As cidades renovadas têm seus deserdados; tanto no começo do século XX como no começo do XXI, grupos e práticas não condizentes com a nova urbe que se almeja são literalmente alijados pelo poder público. Ou seja, não foi invenção de Eduardo Paes essa maneira de lidar com a população de baixa renda mediante grandes projetos de reforma urbana. A Cidade Olímpica que emerge após as últimas reformas visa atrair investimentos e tem como grande mote os megaeventos. Para tanto faz-se necessário, além de um vasto programa de obras, um controle político da população, sobretudo da parcela menos favorecida economicamente. Antes o alvo eram os cortiços, agora são as favelas. Não se constrói uma cidade apenas no concreto, mas também no discurso que articula imaginários.
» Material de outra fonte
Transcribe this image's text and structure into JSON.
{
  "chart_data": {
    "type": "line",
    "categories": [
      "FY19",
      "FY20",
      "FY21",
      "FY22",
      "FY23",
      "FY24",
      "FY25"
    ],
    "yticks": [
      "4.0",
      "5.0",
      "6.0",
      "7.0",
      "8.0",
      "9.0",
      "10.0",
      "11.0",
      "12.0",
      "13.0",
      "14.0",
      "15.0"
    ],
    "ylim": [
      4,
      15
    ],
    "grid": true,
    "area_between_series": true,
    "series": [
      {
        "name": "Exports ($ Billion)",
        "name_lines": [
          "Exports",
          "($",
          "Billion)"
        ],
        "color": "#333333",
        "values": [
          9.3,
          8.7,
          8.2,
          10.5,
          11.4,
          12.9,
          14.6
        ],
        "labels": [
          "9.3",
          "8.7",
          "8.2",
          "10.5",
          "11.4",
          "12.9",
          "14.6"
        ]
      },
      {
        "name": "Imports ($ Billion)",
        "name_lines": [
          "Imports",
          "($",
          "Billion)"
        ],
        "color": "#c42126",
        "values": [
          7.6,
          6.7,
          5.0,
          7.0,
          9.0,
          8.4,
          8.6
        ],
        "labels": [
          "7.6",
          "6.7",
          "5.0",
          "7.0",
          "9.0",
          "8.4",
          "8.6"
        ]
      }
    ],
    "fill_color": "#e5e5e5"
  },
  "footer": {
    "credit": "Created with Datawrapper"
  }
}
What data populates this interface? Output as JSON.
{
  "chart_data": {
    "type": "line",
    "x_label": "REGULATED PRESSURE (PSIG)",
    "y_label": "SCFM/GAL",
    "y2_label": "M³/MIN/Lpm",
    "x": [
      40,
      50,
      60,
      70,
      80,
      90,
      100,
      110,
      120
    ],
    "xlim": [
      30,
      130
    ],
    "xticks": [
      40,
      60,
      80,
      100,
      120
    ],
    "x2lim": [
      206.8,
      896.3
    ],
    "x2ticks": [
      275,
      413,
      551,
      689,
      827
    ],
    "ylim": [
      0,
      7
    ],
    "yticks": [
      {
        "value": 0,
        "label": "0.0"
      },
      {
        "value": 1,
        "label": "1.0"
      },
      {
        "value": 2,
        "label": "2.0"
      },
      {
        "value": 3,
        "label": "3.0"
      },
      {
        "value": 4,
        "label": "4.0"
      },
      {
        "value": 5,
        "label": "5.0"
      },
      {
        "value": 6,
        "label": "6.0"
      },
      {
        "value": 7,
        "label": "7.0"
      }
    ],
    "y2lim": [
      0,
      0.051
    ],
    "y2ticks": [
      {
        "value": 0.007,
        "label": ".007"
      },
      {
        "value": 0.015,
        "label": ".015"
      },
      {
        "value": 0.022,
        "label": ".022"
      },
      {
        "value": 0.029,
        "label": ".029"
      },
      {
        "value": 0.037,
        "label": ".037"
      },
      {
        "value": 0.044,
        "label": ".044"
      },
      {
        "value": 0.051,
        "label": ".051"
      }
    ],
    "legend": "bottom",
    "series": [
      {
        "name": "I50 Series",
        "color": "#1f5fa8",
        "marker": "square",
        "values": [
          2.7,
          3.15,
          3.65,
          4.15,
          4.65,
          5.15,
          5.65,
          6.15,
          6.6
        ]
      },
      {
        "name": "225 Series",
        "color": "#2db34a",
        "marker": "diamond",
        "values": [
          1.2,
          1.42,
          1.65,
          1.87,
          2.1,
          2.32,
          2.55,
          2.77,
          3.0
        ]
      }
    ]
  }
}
As obras da Linha 3 do VLT ainda estão acontecendo no centro da cidade, e, eventualmente, novos parques arqueológicos podem ser desenterrados. Memória, rastros, vestígios e renascença, é o passado ancorado ao presente. O Rio é o antigo do que vai adiante, nossas tentativas de modernização historicamente têm um caráter excludente não só no sentido de ocultar (ou coibir) certos personagens e usanças indesejáveis, mas sobretudo o próprio passado. Ocorre que, volta e meia, novas “ossadas” são encontradas.

Augusto Malta Revival. Fonte: Fotógrafo Marcelo Cavalcanti.

 

Referências

BENCHIMOL, Jaime Larry. Pereira Passos: um Haussmann tropical: a renovação urbana da cidade do Rio de Janeiro no começo do século XX. In: Coleção Biblioteca Carioca, v. 11, Rio de Janeiro: Secretaria Municipal de Cultura, Turismo e Esportes, Departamento Geral de Documentação e Informação Cultural, Divisão de Editoração, 1992.

[1] Organização das Nações Unidas para a Educação, a Ciência e a Cultura.

[2] Comitê Olímpico Internacional.

[3] Denominação que se utilizava no começo do século XX para se referir à região do Centro da cidade contígua à zona portuária.